Weakened, the wind
does no discriminate.
One by One.
This poem came fully formed as a dream about a week ago. Oddly, the poem mirrors exactly what has been happening to the birches that were left after a winter holocaust of frozen ice that targeted this cherished land. Damaged after being left exposed by trees that fell during the storm or were cut down in early spring, those that remain are bent and broken. The wind has raged for three abnormally dry arid spring months; some birches will not make it through the summer, and a couple threaten to hit the garage every time the Northwest wind roars.
Worse, I have no one to cut the struggling birches down.
What I didn’t realize this winter was that in one storm I not only lost more than a hundred trees but I also lost my sanctuary, my sense of being protected by this land and its trees, and my peace. I couldn’t comprehend how permanent this triple – loss would become, or how deeply it would gnaw through every bone, every sinew, every cell of my body creating a level of anxiety that has become intolerable.
Today on the last day of May, light drizzle fell throughout the night. A brief shower this morning created rivlets as the water tumbled down the hill on its way to the brook. Sadly, I witnessed that even after drizzle the ground is just too dry to absorb moisture. Yet, fragile wildflowers blossomed and around my house the fruit trees, (with the exception of the wild apple tree outside my window) bloomed profusely. The fragrant scent of late crabapples and lilacs reminds me that the season is peaking, soon to be lost to summer. Because of unseasonable heat the trees budded early. Their roots were forced to pull water from deep below the surface of the earth in order to leaf out and produce leaves, new needles and blossoms. Yesterday I witnessed the first signs of acute maple stress with withered new leaves falling to the ground. I don’t know anyone beside myself who has even noticed. But the warning is real: we must have more rain on a regular basis. Drought is reality and I struggle to accept what is, because climate change is upon us. For me a spring without rain is a spring without renewal.
That the birches continue to fall has become a metaphor for my life as well as concrete reality. When I see birches bent or broken, crisscrossed across the forest floor I shudder involuntarily.

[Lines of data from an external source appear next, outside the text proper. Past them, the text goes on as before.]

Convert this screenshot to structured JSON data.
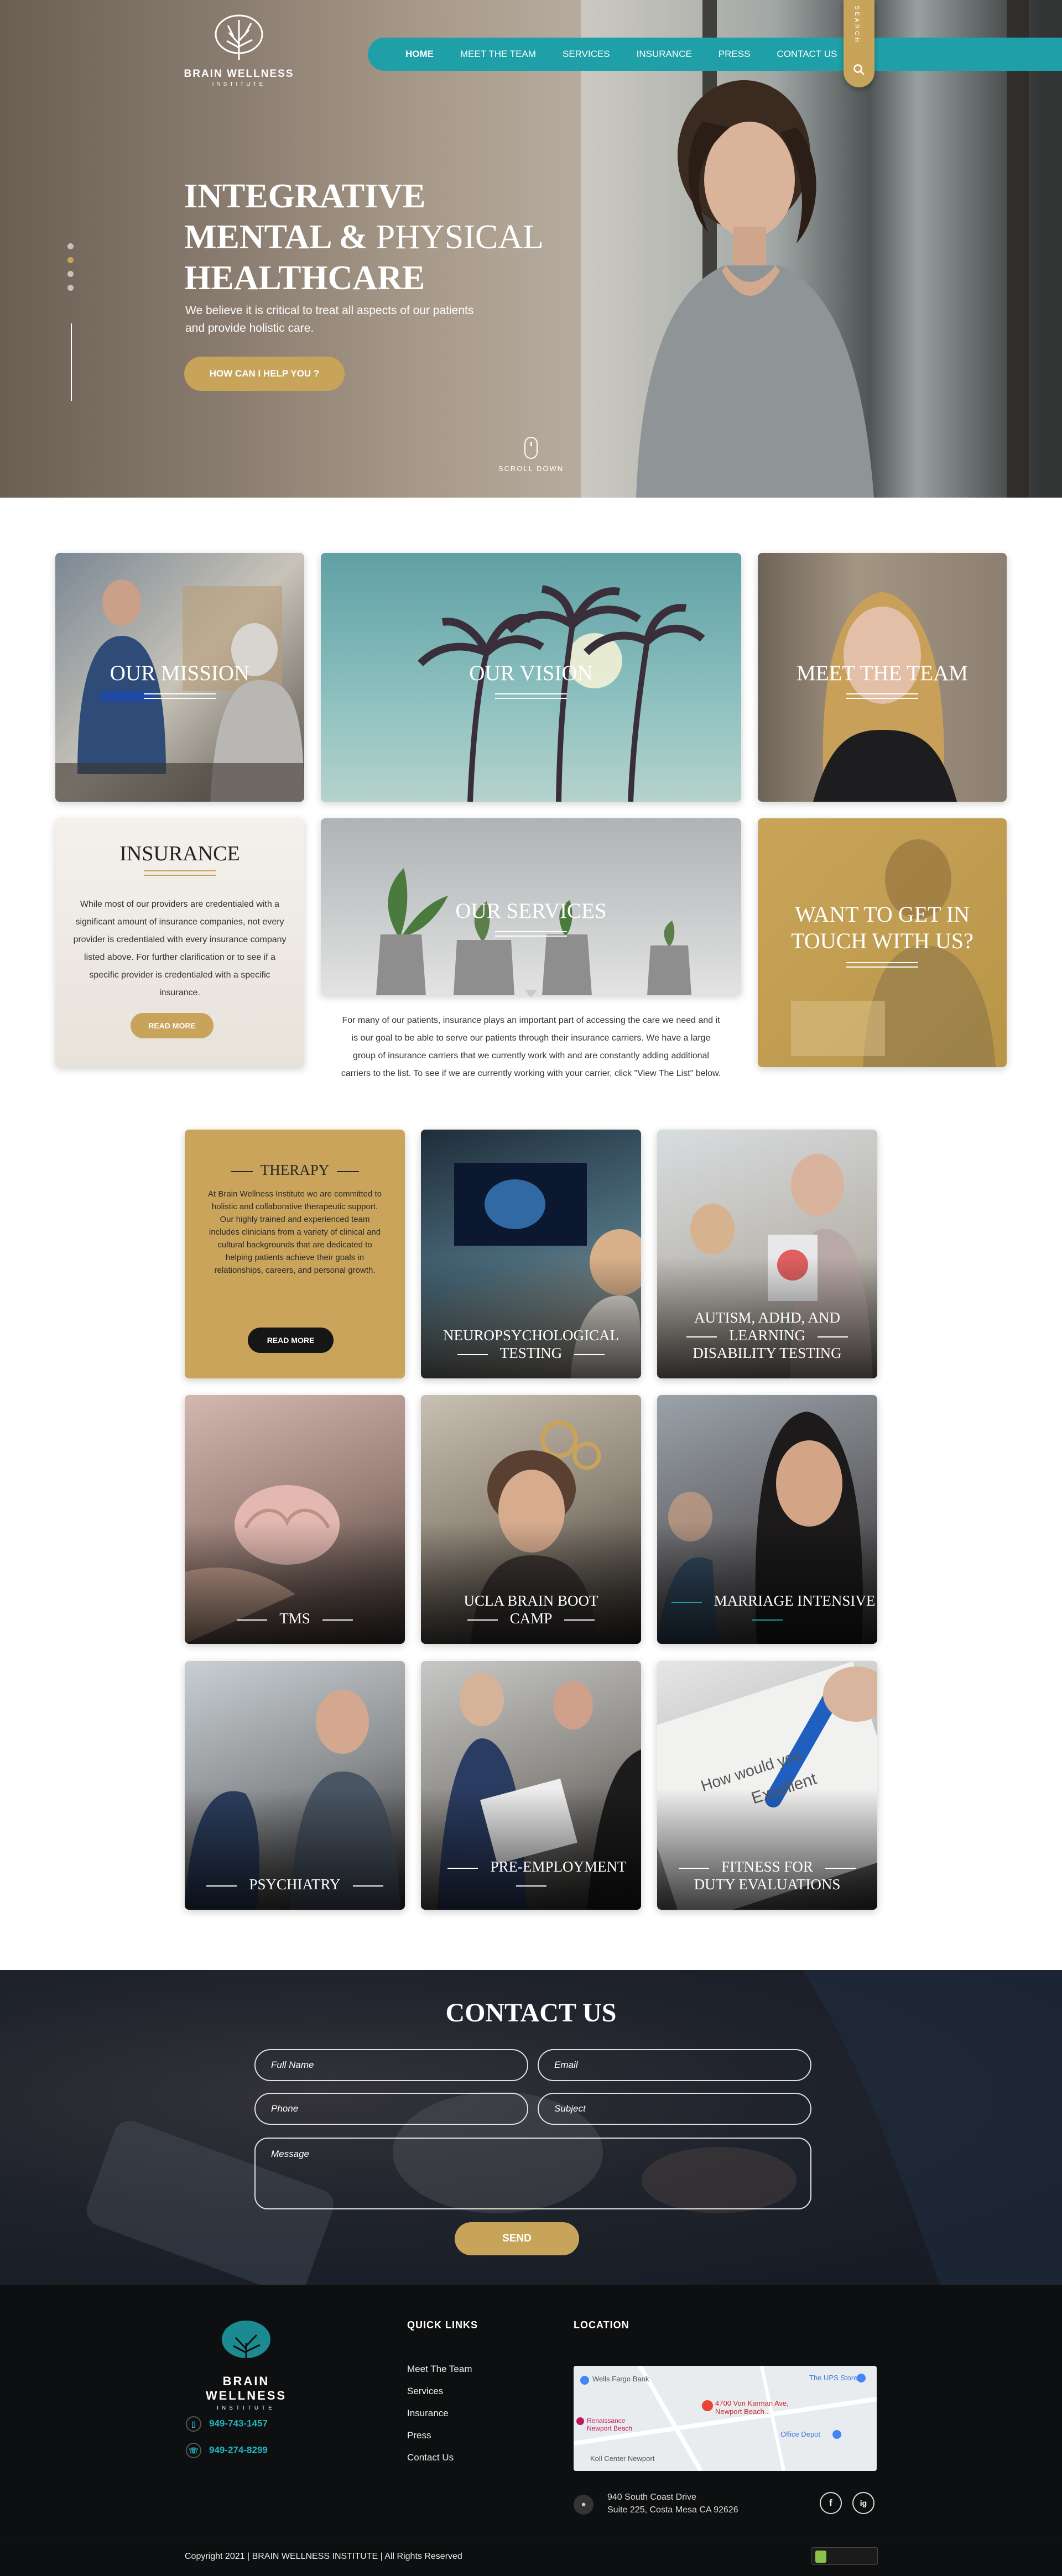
{
  "brand": {
    "name": "BRAIN WELLNESS",
    "sub": "INSTITUTE"
  },
  "nav": {
    "items": [
      "HOME",
      "MEET THE TEAM",
      "SERVICES",
      "INSURANCE",
      "PRESS",
      "CONTACT US"
    ],
    "search_label": "SEARCH"
  },
  "hero": {
    "title_line1": "INTEGRATIVE",
    "title_line2_bold": "MENTAL &",
    "title_line2_thin": "PHYSICAL",
    "title_line3": "HEALTHCARE",
    "description": "We believe it is critical to treat all aspects of our patients and provide holistic care.",
    "cta": "HOW CAN I HELP YOU ?",
    "scroll_label": "SCROLL DOWN",
    "active_slide": 1
  },
  "tiles": {
    "mission": "OUR MISSION",
    "vision": "OUR VISION",
    "team": "MEET THE TEAM",
    "insurance": {
      "title": "INSURANCE",
      "body": "While most of our providers are credentialed with a significant amount of insurance companies, not every provider is credentialed with every insurance company listed above. For further clarification or to see if a specific provider is credentialed with a specific insurance.",
      "button": "READ MORE"
    },
    "services": {
      "title": "OUR SERVICES",
      "body": "For many of our patients, insurance plays an important part of accessing the care we need and it is our goal to be able to serve our patients through their insurance carriers. We have a large group of insurance carriers that we currently work with and are constantly adding additional carriers to the list. To see if we are currently working with your carrier, click \"View The List\" below."
    },
    "contact": "WANT TO GET IN TOUCH WITH US?"
  },
  "services": {
    "therapy": {
      "title": "THERAPY",
      "body": "At Brain Wellness Institute we are committed to holistic and collaborative therapeutic support. Our highly trained and experienced team includes clinicians from a variety of clinical and cultural backgrounds that are dedicated to helping patients achieve their goals in relationships, careers, and personal growth.",
      "button": "READ MORE"
    },
    "items": [
      {
        "line1": "NEUROPSYCHOLOGICAL",
        "line2": "TESTING"
      },
      {
        "line1": "AUTISM, ADHD, AND",
        "line2": "LEARNING",
        "line3": "DISABILITY TESTING"
      },
      {
        "line1": "TMS"
      },
      {
        "line1": "UCLA BRAIN BOOT",
        "line2": "CAMP"
      },
      {
        "line1": "MARRIAGE INTENSIVE"
      },
      {
        "line1": "PSYCHIATRY"
      },
      {
        "line1": "PRE-EMPLOYMENT"
      },
      {
        "line1": "FITNESS FOR",
        "line2": "DUTY EVALUATIONS"
      }
    ]
  },
  "contact": {
    "title": "CONTACT US",
    "full_name": "Full Name",
    "email": "Email",
    "phone": "Phone",
    "subject": "Subject",
    "message": "Message",
    "send": "SEND"
  },
  "footer": {
    "phone1": "949-743-1457",
    "phone2": "949-274-8299",
    "quick_links_title": "QUICK LINKS",
    "quick_links": [
      "Meet The Team",
      "Services",
      "Insurance",
      "Press",
      "Contact Us"
    ],
    "location_title": "LOCATION",
    "map_labels": {
      "bank": "Wells Fargo Bank",
      "ups": "The UPS Store",
      "pin": "4700 Von Karman Ave, Newport Beach...",
      "office": "Office Depot",
      "renaissance": "Renaissance Newport Beach",
      "koll": "Koll Center Newport"
    },
    "address_line1": "940 South Coast Drive",
    "address_line2": "Suite 225, Costa Mesa CA 92626",
    "social": [
      "f",
      "ig"
    ],
    "copyright": "Copyright 2021 | BRAIN WELLNESS INSTITUTE | All Rights Reserved"
  },
  "colors": {
    "teal": "#1fa0a8",
    "gold": "#c8a45a",
    "dark": "#0e0f10"
  }
}
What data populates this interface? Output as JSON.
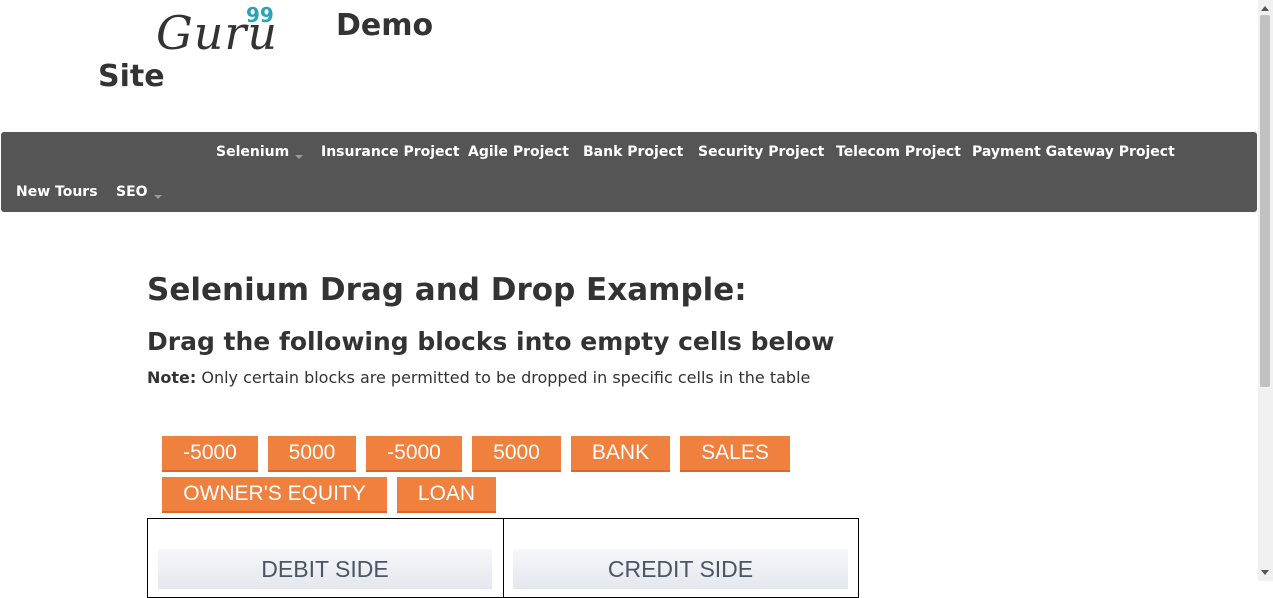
{
  "logo": {
    "brand": "Guru",
    "superscript": "99",
    "word1": "Demo",
    "word2": "Site"
  },
  "nav": {
    "row1": [
      {
        "label": "Selenium",
        "dropdown": true
      },
      {
        "label": "Insurance Project"
      },
      {
        "label": "Agile Project"
      },
      {
        "label": "Bank Project"
      },
      {
        "label": "Security Project"
      },
      {
        "label": "Telecom Project"
      },
      {
        "label": "Payment Gateway Project"
      }
    ],
    "row2": [
      {
        "label": "New Tours"
      },
      {
        "label": "SEO",
        "dropdown": true
      }
    ]
  },
  "main": {
    "title": "Selenium Drag and Drop Example:",
    "subtitle": "Drag the following blocks into empty cells below",
    "note_label": "Note:",
    "note_text": " Only certain blocks are permitted to be dropped in specific cells in the table"
  },
  "blocks": [
    "-5000",
    "5000",
    "-5000",
    "5000",
    "BANK",
    "SALES",
    "OWNER'S EQUITY",
    "LOAN"
  ],
  "table": {
    "debit_heading": "DEBIT SIDE",
    "credit_heading": "CREDIT SIDE"
  },
  "colors": {
    "navbar": "#555555",
    "block": "#f0803e",
    "logo_accent": "#2aa3b8"
  }
}
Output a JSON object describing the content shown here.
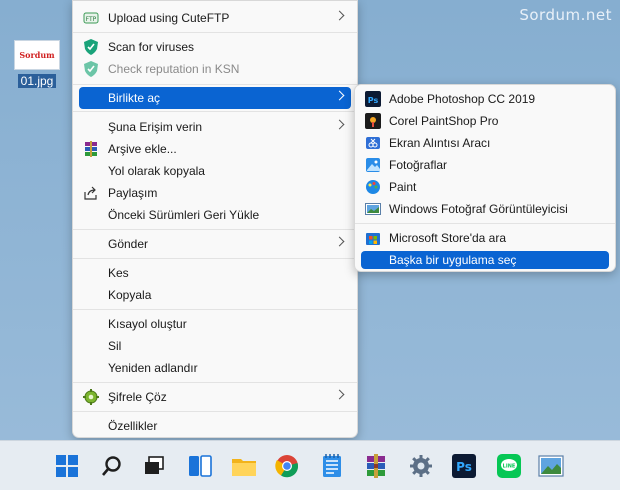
{
  "desktop": {
    "watermark": "Sordum.net",
    "file": {
      "name": "01.jpg",
      "thumb_text": "Sordum"
    }
  },
  "context_menu": {
    "items": [
      {
        "label": "Upload using CuteFTP",
        "icon": "cuteftp-icon",
        "submenu": true
      },
      {
        "label": "Scan for viruses",
        "icon": "kaspersky-shield-icon"
      },
      {
        "label": "Check reputation in KSN",
        "icon": "kaspersky-shield-icon",
        "disabled": true
      },
      {
        "label": "Birlikte aç",
        "submenu": true,
        "highlighted": true
      },
      {
        "label": "Şuna Erişim verin",
        "submenu": true
      },
      {
        "label": "Arşive ekle...",
        "icon": "winrar-icon"
      },
      {
        "label": "Yol olarak kopyala"
      },
      {
        "label": "Paylaşım",
        "icon": "share-icon"
      },
      {
        "label": "Önceki Sürümleri Geri Yükle"
      },
      {
        "label": "Gönder",
        "submenu": true
      },
      {
        "label": "Kes"
      },
      {
        "label": "Kopyala"
      },
      {
        "label": "Kısayol oluştur"
      },
      {
        "label": "Sil"
      },
      {
        "label": "Yeniden adlandır"
      },
      {
        "label": "Şifrele Çöz",
        "icon": "encrypt-gear-icon",
        "submenu": true
      },
      {
        "label": "Özellikler"
      }
    ]
  },
  "open_with_submenu": {
    "items": [
      {
        "label": "Adobe Photoshop CC 2019",
        "icon": "photoshop-icon"
      },
      {
        "label": "Corel PaintShop Pro",
        "icon": "paintshop-icon"
      },
      {
        "label": "Ekran Alıntısı Aracı",
        "icon": "snipping-tool-icon"
      },
      {
        "label": "Fotoğraflar",
        "icon": "photos-icon"
      },
      {
        "label": "Paint",
        "icon": "paint-icon"
      },
      {
        "label": "Windows Fotoğraf Görüntüleyicisi",
        "icon": "photo-viewer-icon"
      },
      {
        "label": "Microsoft Store'da ara",
        "icon": "store-icon"
      },
      {
        "label": "Başka bir uygulama seç",
        "highlighted": true
      }
    ]
  },
  "taskbar": {
    "apps": [
      "start-icon",
      "search-icon",
      "task-view-icon",
      "widgets-icon",
      "file-explorer-icon",
      "chrome-icon",
      "notepad-icon",
      "winrar-icon",
      "settings-icon",
      "photoshop-icon",
      "line-icon",
      "photo-viewer-icon"
    ]
  },
  "colors": {
    "accent": "#0a64d2",
    "menu_bg": "#f9f9f9",
    "desktop_bg": "#8fb3d3"
  }
}
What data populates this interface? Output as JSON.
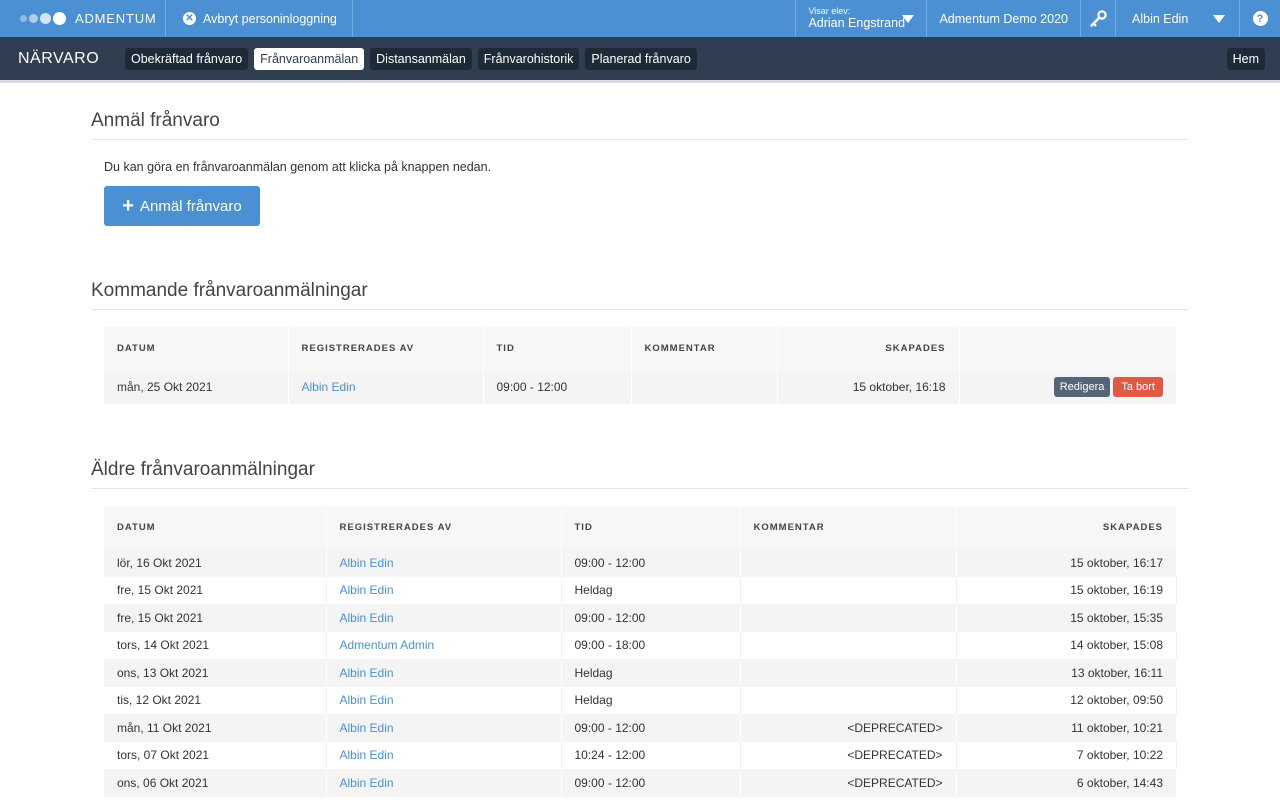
{
  "topbar": {
    "brand": "ADMENTUM",
    "abort_label": "Avbryt personinloggning",
    "viewing_label": "Visar elev:",
    "viewing_student": "Adrian Engstrand",
    "demo_label": "Admentum Demo 2020",
    "user_name": "Albin Edin",
    "help": "?"
  },
  "nav": {
    "title": "NÄRVARO",
    "tabs": [
      {
        "label": "Obekräftad frånvaro"
      },
      {
        "label": "Frånvaroanmälan"
      },
      {
        "label": "Distansanmälan"
      },
      {
        "label": "Frånvarohistorik"
      },
      {
        "label": "Planerad frånvaro"
      }
    ],
    "home": "Hem"
  },
  "report": {
    "heading": "Anmäl frånvaro",
    "intro": "Du kan göra en frånvaroanmälan genom att klicka på knappen nedan.",
    "button_label": "Anmäl frånvaro"
  },
  "upcoming": {
    "heading": "Kommande frånvaroanmälningar",
    "columns": [
      "DATUM",
      "REGISTRERADES AV",
      "TID",
      "KOMMENTAR",
      "SKAPADES"
    ],
    "rows": [
      {
        "date": "mån, 25 Okt 2021",
        "by": "Albin Edin",
        "time": "09:00 - 12:00",
        "comment": "",
        "created": "15 oktober, 16:18",
        "edit": "Redigera",
        "delete": "Ta bort"
      }
    ]
  },
  "older": {
    "heading": "Äldre frånvaroanmälningar",
    "columns": [
      "DATUM",
      "REGISTRERADES AV",
      "TID",
      "KOMMENTAR",
      "SKAPADES"
    ],
    "rows": [
      {
        "date": "lör, 16 Okt 2021",
        "by": "Albin Edin",
        "time": "09:00 - 12:00",
        "comment": "",
        "created": "15 oktober, 16:17"
      },
      {
        "date": "fre, 15 Okt 2021",
        "by": "Albin Edin",
        "time": "Heldag",
        "comment": "",
        "created": "15 oktober, 16:19"
      },
      {
        "date": "fre, 15 Okt 2021",
        "by": "Albin Edin",
        "time": "09:00 - 12:00",
        "comment": "",
        "created": "15 oktober, 15:35"
      },
      {
        "date": "tors, 14 Okt 2021",
        "by": "Admentum Admin",
        "time": "09:00 - 18:00",
        "comment": "",
        "created": "14 oktober, 15:08"
      },
      {
        "date": "ons, 13 Okt 2021",
        "by": "Albin Edin",
        "time": "Heldag",
        "comment": "",
        "created": "13 oktober, 16:11"
      },
      {
        "date": "tis, 12 Okt 2021",
        "by": "Albin Edin",
        "time": "Heldag",
        "comment": "",
        "created": "12 oktober, 09:50"
      },
      {
        "date": "mån, 11 Okt 2021",
        "by": "Albin Edin",
        "time": "09:00 - 12:00",
        "comment": "<DEPRECATED>",
        "created": "11 oktober, 10:21"
      },
      {
        "date": "tors, 07 Okt 2021",
        "by": "Albin Edin",
        "time": "10:24 - 12:00",
        "comment": "<DEPRECATED>",
        "created": "7 oktober, 10:22"
      },
      {
        "date": "ons, 06 Okt 2021",
        "by": "Albin Edin",
        "time": "09:00 - 12:00",
        "comment": "<DEPRECATED>",
        "created": "6 oktober, 14:43"
      }
    ]
  },
  "colors": {
    "topbar": "#4a90d3",
    "navbar": "#2f3e50",
    "link": "#4a90d3",
    "edit_button": "#56647a",
    "delete_button": "#df5a45"
  }
}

How does a person learn to cope with the loss of a beloved sanctuary, all sense of being protected by the land and trees, and learn to live with crippling anxiety and fear of more losses to come? I don’t know.
My only recourse at this point is to place myself into the big picture, and when I do I begin to think about the role of falling birches as part of an integral forest system. Scientist Suzanne Simard discusses birches as a first succession tree that is helpful to fir trees in particular. Most importantly her research indicates that living birch protect fir trees from the root pathogen Armillaria, a disease that kills trees from the roots up within a few years. When the birches fall they rot quickly (if not stacked in huge piles by humans) providing rich humus for the forest floor. Most birches begin to die within 50 years or less adding nitrogen and potent antibiotics to the soil to create immunity from diseases. In death birch roots are left in the soil along with helpful fungi and bacteria. After a natural fire, insect outbreak, or pathogenic infection their stumps regenerate growing new birches.
I have an area just below the house by the brook that has a few standing dead trees, one of which was felled last spring. Because of last year’s drought I planted little cedars in this area because it was moist and there were other cedars around to act as ‘mothers’. Last fall I noticed that mushrooms were sprouting up around the stump. When I took a spore sprint I discovered that these mushrooms were the visible fungi that indicated the presence of Armillaria. Oh no I thought. Then I read that according to Simard’s research cedar may have some resistance to this natural root pathogen. Well, unintentionally I had created an experiment, like it or not. There was nothing to do but wait and see.
This spring I watched with a kind of awe as masses of woodland wildflowers popped up around the stump including new trillium. Every cedar that I planted survived and is now thriving, even in the drought. The trailing arbutus that just finished blooming cascaded down trillium rock like a bridal veil. The hemlock, spruce and pine seedlings have bright green brushes at the end of their boughs. My point here is that although it has only been less than a year every plant in this area is thriving. More filtered sun might be a factor as well as the seedlings and wildflowers having adequate protection from the wind, but the area itself is drier than I have ever seen it before. After reading about the role of birches in forest ecology I began to count the ones around this spot. I have quite a few standing trees nearby. And I confess I am even more intrigued than ever about what is happening in this small area. Could it be that these birches are protecting the other trees from the root pathogen Armillaria to some extent?
Now when I read my little dream poem I am drawn into Nature as a whole, understanding that although the birches may continue to fall in my own life, and on my own land, that overall Nature is redressing imbalances as s/he continues to adapt to a Changing Climate. I do know that I no longer have to turn away from the birches because of my fear. Perhaps only with this perspective can I find acceptance of what is, and one day begin to feel a sense of peace that has been withheld for so long.